The water contact closure comes when bacteria levels in a certain, and frequently tested, area exceed the state’s limit and can cause illness. Testing used to take days to reveal water quality results, but now the county has a new same-day testing method.
“The old test often failed to detect when markers of the sewage were present,” said Vice Chair Nora Vargas, County Supervisor for the district that includes Imperial Beach. “It sounds a little complex, but this is what has been in our water for years.”
Vargas acknowledged the issue of contaminated water near the Tijuana River Valley has been an ongoing issue for decades, and one she is trying to tackle.
“What I don't want to do is I don't want it to be, ‘is the need for our businesses and our tourism to be solid and to be able to survive competing against the safety and well-being of our communities?’” said Vargas. “It shouldn't be either-or, so we're going to find a middle ground so that we can have both.”

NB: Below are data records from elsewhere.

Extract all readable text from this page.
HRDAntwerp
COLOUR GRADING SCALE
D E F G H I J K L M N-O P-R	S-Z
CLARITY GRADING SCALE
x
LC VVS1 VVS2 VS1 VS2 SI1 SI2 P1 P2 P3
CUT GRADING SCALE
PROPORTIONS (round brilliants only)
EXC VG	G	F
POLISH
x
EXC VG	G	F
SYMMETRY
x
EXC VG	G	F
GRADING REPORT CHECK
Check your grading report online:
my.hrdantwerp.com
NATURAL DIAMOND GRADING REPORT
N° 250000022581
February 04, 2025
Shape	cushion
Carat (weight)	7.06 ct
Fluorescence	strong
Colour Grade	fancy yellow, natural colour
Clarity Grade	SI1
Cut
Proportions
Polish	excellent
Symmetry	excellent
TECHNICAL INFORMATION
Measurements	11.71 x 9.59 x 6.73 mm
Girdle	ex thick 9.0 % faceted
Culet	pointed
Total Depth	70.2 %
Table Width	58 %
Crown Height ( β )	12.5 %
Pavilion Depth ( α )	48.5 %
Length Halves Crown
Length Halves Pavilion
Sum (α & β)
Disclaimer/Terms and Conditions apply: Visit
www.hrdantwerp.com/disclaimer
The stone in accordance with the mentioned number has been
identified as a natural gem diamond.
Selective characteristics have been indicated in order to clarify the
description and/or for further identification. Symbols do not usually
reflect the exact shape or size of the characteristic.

While some beachgoers were hesitant to dive in Tuesday, an ocean-expert from the University of San Diego said he understands people wanting to be cautious, but the decision to open and close the water is not made lightly.

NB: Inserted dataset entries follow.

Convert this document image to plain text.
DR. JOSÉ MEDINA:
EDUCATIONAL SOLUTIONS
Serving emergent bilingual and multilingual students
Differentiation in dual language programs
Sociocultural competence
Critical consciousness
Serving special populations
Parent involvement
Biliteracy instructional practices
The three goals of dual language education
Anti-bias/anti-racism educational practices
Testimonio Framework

“With the scrutiny they have and the way they’re careful about doing the analysis, if they’re opening today, they’re confident that the numbers are safe,” said Michel Boudrias, Ph.D., Associate Professor of Environmental and Ocean Sciences.
As for Silver Strand, it has been closed less frequently than Imperial Beach since the start of May. The longest streak Silver Strand was closed in May was 11 days from May 17-28, according to a spokesperson for the county. The county met with impacted jurisdictions on Tuesday, including Imperial Beach, and said in a statement sent to NBC 7: “Both the County and Imperial Beach officials expressed their mutual goals of protecting public health and working toward opening beaches for the community to enjoy. The County will continue to engage with additional stakeholders as inclusive community engagement is an important part of everything we do.”

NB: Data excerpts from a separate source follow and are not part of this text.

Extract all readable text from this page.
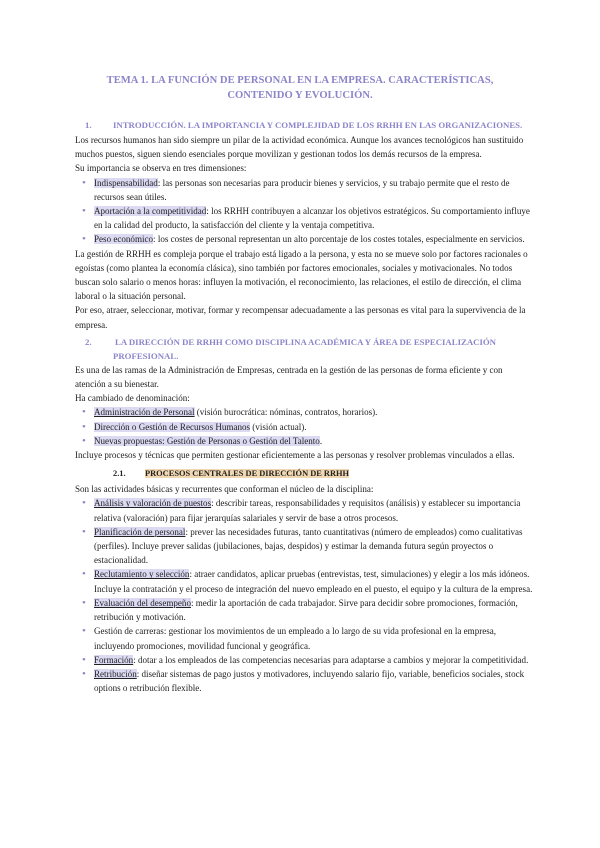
TEMA 1. LA FUNCIÓN DE PERSONAL EN LA EMPRESA. CARACTERÍSTICAS,
CONTENIDO Y EVOLUCIÓN.

1. INTRODUCCIÓN. LA IMPORTANCIA Y COMPLEJIDAD DE LOS RRHH EN LAS ORGANIZACIONES.

Los recursos humanos han sido siempre un pilar de la actividad económica. Aunque los avances tecnológicos han sustituido muchos puestos, siguen siendo esenciales porque movilizan y gestionan todos los demás recursos de la empresa.

Su importancia se observa en tres dimensiones:

• Indispensabilidad: las personas son necesarias para producir bienes y servicios, y su trabajo permite que el resto de recursos sean útiles.
• Aportación a la competitividad: los RRHH contribuyen a alcanzar los objetivos estratégicos. Su comportamiento influye en la calidad del producto, la satisfacción del cliente y la ventaja competitiva.
• Peso económico: los costes de personal representan un alto porcentaje de los costes totales, especialmente en servicios.

La gestión de RRHH es compleja porque el trabajo está ligado a la persona, y esta no se mueve solo por factores racionales o egoístas (como plantea la economía clásica), sino también por factores emocionales, sociales y motivacionales. No todos buscan solo salario o menos horas: influyen la motivación, el reconocimiento, las relaciones, el estilo de dirección, el clima laboral o la situación personal.

Por eso, atraer, seleccionar, motivar, formar y recompensar adecuadamente a las personas es vital para la supervivencia de la empresa.

2.	LA DIRECCIÓN DE RRHH COMO DISCIPLINA ACADÉMICA Y ÁREA DE ESPECIALIZACIÓN

PROFESIONAL.

Es una de las ramas de la Administración de Empresas, centrada en la gestión de las personas de forma eficiente y con atención a su bienestar.

Ha cambiado de denominación:

• Administración de Personal (visión burocrática: nóminas, contratos, horarios).
• Dirección o Gestión de Recursos Humanos (visión actual).
• Nuevas propuestas: Gestión de Personas o Gestión del Talento.

Incluye procesos y técnicas que permiten gestionar eficientemente a las personas y resolver problemas vinculados a ellas.

2.1. PROCESOS CENTRALES DE DIRECCIÓN DE RRHH

Son las actividades básicas y recurrentes que conforman el núcleo de la disciplina:

• Análisis y valoración de puestos: describir tareas, responsabilidades y requisitos (análisis) y establecer su importancia relativa (valoración) para fijar jerarquías salariales y servir de base a otros procesos.
• Planificación de personal: prever las necesidades futuras, tanto cuantitativas (número de empleados) como cualitativas (perfiles). Incluye prever salidas (jubilaciones, bajas, despidos) y estimar la demanda futura según proyectos o estacionalidad.
• Reclutamiento y selección: atraer candidatos, aplicar pruebas (entrevistas, test, simulaciones) y elegir a los más idóneos. Incluye la contratación y el proceso de integración del nuevo empleado en el puesto, el equipo y la cultura de la empresa.
• Evaluación del desempeño: medir la aportación de cada trabajador. Sirve para decidir sobre promociones, formación, retribución y motivación.
• Gestión de carreras: gestionar los movimientos de un empleado a lo largo de su vida profesional en la empresa, incluyendo promociones, movilidad funcional y geográfica.
• Formación: dotar a los empleados de las competencias necesarias para adaptarse a cambios y mejorar la competitividad.
• Retribución: diseñar sistemas de pago justos y motivadores, incluyendo salario fijo, variable, beneficios sociales, stock options o retribución flexible.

The statement also said, in part: “Bringing the new water testing method to our region has been a collaborative effort with the County (DEHQ and Public Health Services), U.S. EPA, CDPH, Southern CA Coastal Water Research Project, and the State Water Resources Control Board. The ddPCR testing method was sought after and implemented based on community feedback for faster, more accurate information on water quality. It took nearly a decade of testing, pilots, research, state law change and approvals to deliver for the community.”
The shoreline south of Imperial Beach to the U.S.-Mexico border remains closed, according to the county’s water quality dashboard. This closure has been in effect since December 2021.